Previous analysis by the industry shows more than $100 billion in new investment will be needed by then to meet load growth, the 20 per cent renewable energy target, network development and a 5 per cent emission reduction target. And this is to come from an industry that today employs assets worth $120 billion.

It is a mammoth task.

Without an enduring carbon policy to guide investment decisions, energy businesses will defer new generation investment decisions for as long as possible, inevitably allowing the supply-demand balance to reach very tight outcomes, with resulting high prices and narrow margins for error when demand is high, such as on hot days.

And new generating plants do not magically appear overnight. Large power plants take between five and seven years to plan and construct if everything runs on schedule.

Some commentators interpret this tightening of supply as a sign Australia will run out of electricity if a carbon policy is not settled. However, almost certainly the lights will stay on, as new just-in-time, mainly gas-fired generating plant is built and with the help of inter-connectors that allow electricity to flow between the states.

But without a stable and sensible greenhouse policy this electricity will almost certainly be more expensive than it should be.

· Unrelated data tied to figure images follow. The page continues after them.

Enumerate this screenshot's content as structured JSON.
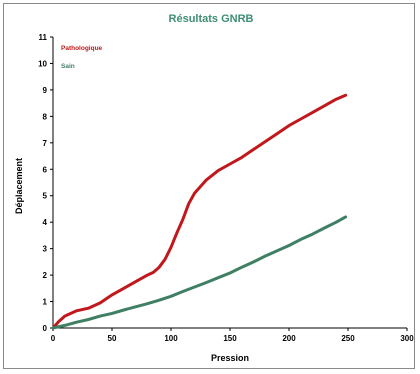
{
  "chart_data": {
    "type": "line",
    "title": "Résultats GNRB",
    "xlabel": "Pression",
    "ylabel": "Déplacement",
    "xlim": [
      0,
      300
    ],
    "ylim": [
      0,
      11
    ],
    "xticks": [
      "0",
      "50",
      "100",
      "150",
      "200",
      "250",
      "300"
    ],
    "yticks": [
      "0",
      "1",
      "2",
      "3",
      "4",
      "5",
      "6",
      "7",
      "8",
      "9",
      "10",
      "11"
    ],
    "grid": false,
    "legend_position": "top-left",
    "series": [
      {
        "name": "Pathologique",
        "color": "#c0181c",
        "x": [
          0,
          5,
          10,
          20,
          30,
          40,
          50,
          60,
          70,
          80,
          85,
          90,
          95,
          100,
          105,
          110,
          115,
          120,
          130,
          140,
          150,
          160,
          170,
          180,
          190,
          200,
          210,
          220,
          230,
          240,
          248
        ],
        "y": [
          0,
          0.25,
          0.45,
          0.65,
          0.75,
          0.95,
          1.25,
          1.5,
          1.75,
          2.0,
          2.1,
          2.3,
          2.6,
          3.05,
          3.6,
          4.1,
          4.7,
          5.1,
          5.6,
          5.95,
          6.2,
          6.45,
          6.75,
          7.05,
          7.35,
          7.65,
          7.9,
          8.15,
          8.4,
          8.65,
          8.8
        ]
      },
      {
        "name": "Sain",
        "color": "#3f7f63",
        "x": [
          0,
          10,
          20,
          30,
          40,
          50,
          60,
          70,
          80,
          90,
          100,
          110,
          120,
          130,
          140,
          150,
          160,
          170,
          180,
          190,
          200,
          210,
          220,
          230,
          240,
          248
        ],
        "y": [
          0,
          0.1,
          0.22,
          0.32,
          0.45,
          0.55,
          0.68,
          0.8,
          0.92,
          1.05,
          1.2,
          1.38,
          1.55,
          1.72,
          1.9,
          2.08,
          2.3,
          2.5,
          2.72,
          2.92,
          3.12,
          3.35,
          3.55,
          3.78,
          4.0,
          4.2
        ]
      }
    ]
  }
}
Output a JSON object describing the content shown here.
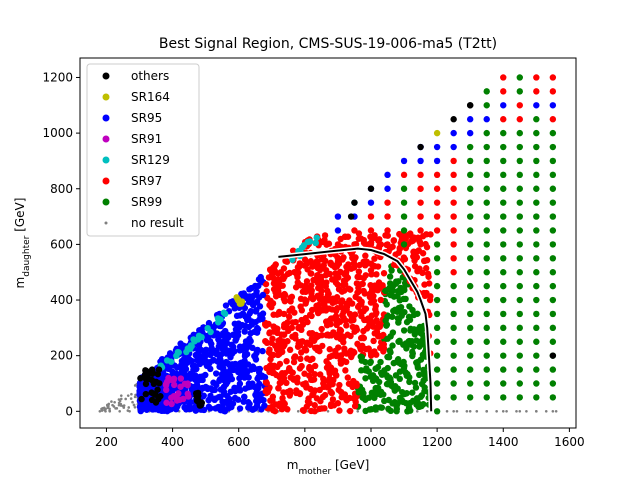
{
  "chart_data": {
    "type": "scatter",
    "title": "Best Signal Region, CMS-SUS-19-006-ma5 (T2tt)",
    "xlabel": {
      "base": "m",
      "sub": "mother",
      "unit": " [GeV]"
    },
    "ylabel": {
      "base": "m",
      "sub": "daughter",
      "unit": " [GeV]"
    },
    "xlim": [
      120,
      1620
    ],
    "ylim": [
      -60,
      1270
    ],
    "xticks": [
      200,
      400,
      600,
      800,
      1000,
      1200,
      1400,
      1600
    ],
    "yticks": [
      0,
      200,
      400,
      600,
      800,
      1000,
      1200
    ],
    "grid": false,
    "legend_position": "top-left",
    "colors": {
      "others": "#000000",
      "SR164": "#bfbf00",
      "SR95": "#0000ff",
      "SR91": "#bf00bf",
      "SR129": "#00bfbf",
      "SR97": "#ff0000",
      "SR99": "#008000",
      "no result": "#808080",
      "exclusion": "#000000"
    },
    "series": [
      {
        "name": "others",
        "marker": "dot"
      },
      {
        "name": "SR164",
        "marker": "dot"
      },
      {
        "name": "SR95",
        "marker": "dot"
      },
      {
        "name": "SR91",
        "marker": "dot"
      },
      {
        "name": "SR129",
        "marker": "dot"
      },
      {
        "name": "SR97",
        "marker": "dot"
      },
      {
        "name": "SR99",
        "marker": "dot"
      },
      {
        "name": "no result",
        "marker": "small"
      }
    ],
    "grid_points": {
      "x_start": 1200,
      "x_end": 1550,
      "x_step": 50,
      "y_start": 0,
      "y_step": 50,
      "columns": [
        {
          "x": 1200,
          "top": 1000,
          "SR97_from": 650,
          "SR99_from": 0,
          "top_label": "SR164"
        },
        {
          "x": 1250,
          "top": 1050,
          "SR97_from": 500,
          "SR99_from": 0,
          "top_label": "others"
        },
        {
          "x": 1300,
          "top": 1100,
          "SR97_from": 1000,
          "SR99_from": 0,
          "top_label": "others"
        },
        {
          "x": 1350,
          "top": 1150,
          "SR97_from": 1050,
          "SR99_from": 0
        },
        {
          "x": 1400,
          "top": 1200,
          "SR97_from": 1050,
          "SR99_from": 0
        },
        {
          "x": 1450,
          "top": 1200,
          "SR97_from": 1050,
          "SR99_from": 0
        },
        {
          "x": 1500,
          "top": 1200,
          "SR97_from": 1100,
          "SR99_from": 0
        },
        {
          "x": 1550,
          "top": 1200,
          "SR97_from": 1050,
          "SR99_from": 0
        }
      ]
    },
    "fine_regions": {
      "x_min": 300,
      "x_max": 1170,
      "zones": [
        {
          "label": "SR95",
          "x_from": 300,
          "x_to": 680
        },
        {
          "label": "SR97",
          "x_from": 680,
          "x_to": 1050
        },
        {
          "label": "SR99",
          "x_from": 1050,
          "x_to": 1170
        }
      ]
    },
    "exclusion_contour": [
      [
        720,
        555
      ],
      [
        800,
        565
      ],
      [
        880,
        575
      ],
      [
        960,
        585
      ],
      [
        1000,
        580
      ],
      [
        1040,
        565
      ],
      [
        1080,
        540
      ],
      [
        1100,
        510
      ],
      [
        1120,
        470
      ],
      [
        1140,
        430
      ],
      [
        1150,
        400
      ],
      [
        1165,
        350
      ],
      [
        1170,
        300
      ],
      [
        1175,
        200
      ],
      [
        1180,
        100
      ],
      [
        1182,
        0
      ]
    ],
    "others_points": [
      [
        1550,
        200
      ],
      [
        1000,
        800
      ],
      [
        950,
        750
      ],
      [
        1150,
        950
      ],
      [
        940,
        700
      ],
      [
        1300,
        1100
      ]
    ]
  }
}
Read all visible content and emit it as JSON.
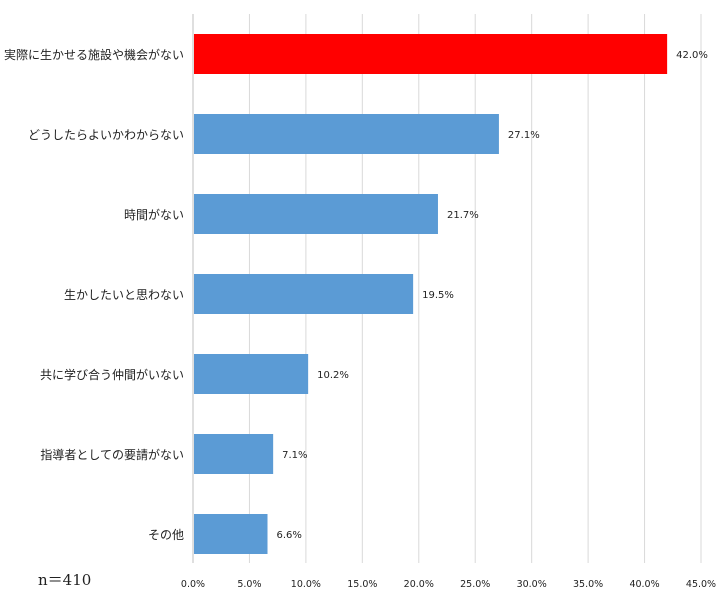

We have recently witnessed first-hand what happens when policy is poorly designed and deployed. The capital strike in the large-scale renewable generation sector graphically demonstrated that when policy is uncertain, investors stay away. As Australia’s electricity demand-supply balance tightens, it is imperative we have a stable and well-designed regime in place by 2012-13 at the latest to allow good investment decisions to be made.

Time is of the essence: the Prime Minister’s decision has brought into sharp focus the urgent need for Australia to secure bipartisan agreement on greenhouse policy and offers both sides of politics a rare opportunity.

Grasped, this opportunity will allow our government and the alternative government to put the interests of Australia and the interests of ensuring a reliable and least-cost energy supply first.